Plasma spraying has been used extensively to produce a wide variety of, coatings or free-standing bodies. Although the plasma spray processing has been known for several decades, deep understanding of all physical and chemical, processes involved is rather limited often due to the lack of detailed enough experimental and diagnostic techniques supplying the necessary data. The applications produced by plasma spraying have in common their fine microstructure with features often of nanometer scale as a result of rapid solidification. This work reports on transmission electron microscopy studies of two types of zirconia ceramics. Nanocrystalline particles of pure zirconia from liquid feedstock and single splats of yttria stabilized zirconia (YSZ) produced from ordinary powder feedstock.; The modified wedge polishing technique of TEM cross-sectional sample preparation was engaged to prepare high quality samples of plasma sprayed ceramic-metal interfaces. That enabled us to describe the character of the splat-substrate interface and its dependence on substrate temperature and substrate surface chemistry. A rapid solidification model is proposed for the observed narrow columnar grain microstructure of the first and subsequent YSZ splats.

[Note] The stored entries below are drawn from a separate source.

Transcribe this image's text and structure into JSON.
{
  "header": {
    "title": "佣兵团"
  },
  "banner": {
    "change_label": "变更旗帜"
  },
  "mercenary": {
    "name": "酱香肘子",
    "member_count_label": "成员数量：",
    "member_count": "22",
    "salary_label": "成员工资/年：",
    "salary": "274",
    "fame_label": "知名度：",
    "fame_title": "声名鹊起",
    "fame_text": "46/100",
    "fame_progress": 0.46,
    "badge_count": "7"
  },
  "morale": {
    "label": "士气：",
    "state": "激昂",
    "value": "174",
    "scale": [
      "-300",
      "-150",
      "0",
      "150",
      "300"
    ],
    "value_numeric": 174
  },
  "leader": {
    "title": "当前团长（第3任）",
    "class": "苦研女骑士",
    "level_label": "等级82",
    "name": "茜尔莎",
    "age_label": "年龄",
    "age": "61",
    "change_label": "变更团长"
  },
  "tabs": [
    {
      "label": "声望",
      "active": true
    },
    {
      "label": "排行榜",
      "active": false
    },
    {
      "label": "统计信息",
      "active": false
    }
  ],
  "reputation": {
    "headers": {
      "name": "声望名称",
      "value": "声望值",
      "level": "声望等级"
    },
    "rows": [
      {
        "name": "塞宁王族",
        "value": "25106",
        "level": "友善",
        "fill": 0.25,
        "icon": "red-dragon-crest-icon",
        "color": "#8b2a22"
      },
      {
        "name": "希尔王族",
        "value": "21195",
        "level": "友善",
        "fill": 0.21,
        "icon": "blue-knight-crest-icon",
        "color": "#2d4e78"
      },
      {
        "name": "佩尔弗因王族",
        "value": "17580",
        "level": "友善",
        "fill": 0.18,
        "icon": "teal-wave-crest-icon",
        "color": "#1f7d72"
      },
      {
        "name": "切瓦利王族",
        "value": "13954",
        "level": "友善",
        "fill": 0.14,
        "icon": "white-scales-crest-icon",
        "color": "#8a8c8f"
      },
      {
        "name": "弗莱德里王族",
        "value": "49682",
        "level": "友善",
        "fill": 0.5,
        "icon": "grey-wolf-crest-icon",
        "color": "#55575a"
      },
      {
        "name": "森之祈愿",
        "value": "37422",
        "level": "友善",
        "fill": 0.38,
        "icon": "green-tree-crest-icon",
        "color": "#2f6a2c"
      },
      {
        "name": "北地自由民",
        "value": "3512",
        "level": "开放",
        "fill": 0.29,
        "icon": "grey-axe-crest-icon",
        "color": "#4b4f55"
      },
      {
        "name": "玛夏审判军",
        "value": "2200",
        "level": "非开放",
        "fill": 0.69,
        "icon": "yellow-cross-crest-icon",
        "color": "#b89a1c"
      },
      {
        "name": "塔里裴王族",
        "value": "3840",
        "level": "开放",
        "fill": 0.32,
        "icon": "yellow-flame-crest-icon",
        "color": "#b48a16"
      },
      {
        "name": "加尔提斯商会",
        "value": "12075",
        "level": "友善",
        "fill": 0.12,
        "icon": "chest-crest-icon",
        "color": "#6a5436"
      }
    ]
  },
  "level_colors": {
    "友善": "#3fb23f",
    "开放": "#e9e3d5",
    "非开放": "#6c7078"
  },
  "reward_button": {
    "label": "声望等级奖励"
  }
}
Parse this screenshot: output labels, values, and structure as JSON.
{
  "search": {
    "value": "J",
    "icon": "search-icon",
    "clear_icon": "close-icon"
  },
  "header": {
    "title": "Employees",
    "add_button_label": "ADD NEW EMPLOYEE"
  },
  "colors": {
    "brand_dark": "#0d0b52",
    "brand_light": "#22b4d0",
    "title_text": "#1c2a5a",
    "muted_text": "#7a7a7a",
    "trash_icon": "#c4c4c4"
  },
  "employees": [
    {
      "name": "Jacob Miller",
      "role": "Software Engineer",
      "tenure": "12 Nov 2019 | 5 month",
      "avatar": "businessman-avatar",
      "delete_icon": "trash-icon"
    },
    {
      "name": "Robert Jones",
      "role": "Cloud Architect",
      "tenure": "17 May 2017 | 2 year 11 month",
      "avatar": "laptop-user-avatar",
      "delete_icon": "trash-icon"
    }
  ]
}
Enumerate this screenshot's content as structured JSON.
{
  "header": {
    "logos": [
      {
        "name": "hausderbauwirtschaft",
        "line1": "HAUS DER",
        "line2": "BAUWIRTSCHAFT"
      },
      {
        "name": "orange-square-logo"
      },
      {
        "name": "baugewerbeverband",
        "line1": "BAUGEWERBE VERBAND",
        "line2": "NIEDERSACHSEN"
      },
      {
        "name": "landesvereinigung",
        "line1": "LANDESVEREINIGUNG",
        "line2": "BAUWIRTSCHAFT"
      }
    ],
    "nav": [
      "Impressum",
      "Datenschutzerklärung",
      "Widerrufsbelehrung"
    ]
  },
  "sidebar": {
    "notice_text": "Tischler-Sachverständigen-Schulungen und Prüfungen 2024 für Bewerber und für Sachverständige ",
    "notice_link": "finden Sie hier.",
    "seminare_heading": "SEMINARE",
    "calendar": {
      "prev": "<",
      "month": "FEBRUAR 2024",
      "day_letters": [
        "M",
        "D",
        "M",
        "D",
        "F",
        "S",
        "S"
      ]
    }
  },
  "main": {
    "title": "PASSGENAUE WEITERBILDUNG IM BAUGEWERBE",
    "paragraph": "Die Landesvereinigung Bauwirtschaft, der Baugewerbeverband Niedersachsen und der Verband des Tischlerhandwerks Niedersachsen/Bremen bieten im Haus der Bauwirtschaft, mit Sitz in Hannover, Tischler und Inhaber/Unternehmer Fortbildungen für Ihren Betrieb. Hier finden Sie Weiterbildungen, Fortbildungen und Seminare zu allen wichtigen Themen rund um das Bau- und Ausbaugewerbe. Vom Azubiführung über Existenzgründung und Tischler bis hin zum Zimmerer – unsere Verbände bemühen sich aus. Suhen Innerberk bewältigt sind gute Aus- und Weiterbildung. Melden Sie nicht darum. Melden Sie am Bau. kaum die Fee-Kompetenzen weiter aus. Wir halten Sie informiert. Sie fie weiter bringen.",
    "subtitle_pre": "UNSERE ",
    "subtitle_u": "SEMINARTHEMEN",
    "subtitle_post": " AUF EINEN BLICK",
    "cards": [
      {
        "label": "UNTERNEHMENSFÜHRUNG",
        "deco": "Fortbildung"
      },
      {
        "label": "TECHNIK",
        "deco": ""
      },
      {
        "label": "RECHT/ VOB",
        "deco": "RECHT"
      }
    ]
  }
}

The effect of liquid flow on the solidification of the subsequent splats was clearly demonstrated as well as the epitaxial growth of columnar grains.; The air plasma spraying of liquid zirconia precursors produces at relatively high rate nanocrystalline particles of pure zirconia. The particles free of defects were found to be composed of the high temperature tetragonal phase as long as their diameter is smaller than the critical diameter. An explanation of the size stabilization effect is proposed. During annealing of the tetragonal nanoparticles with lognormal size distribution, a phase transformation occurs which is associated with a change in distribution character. We conclude that lognormal distributions are not intrinsically preferred and particle coarsening before and after the transformation is self-similar.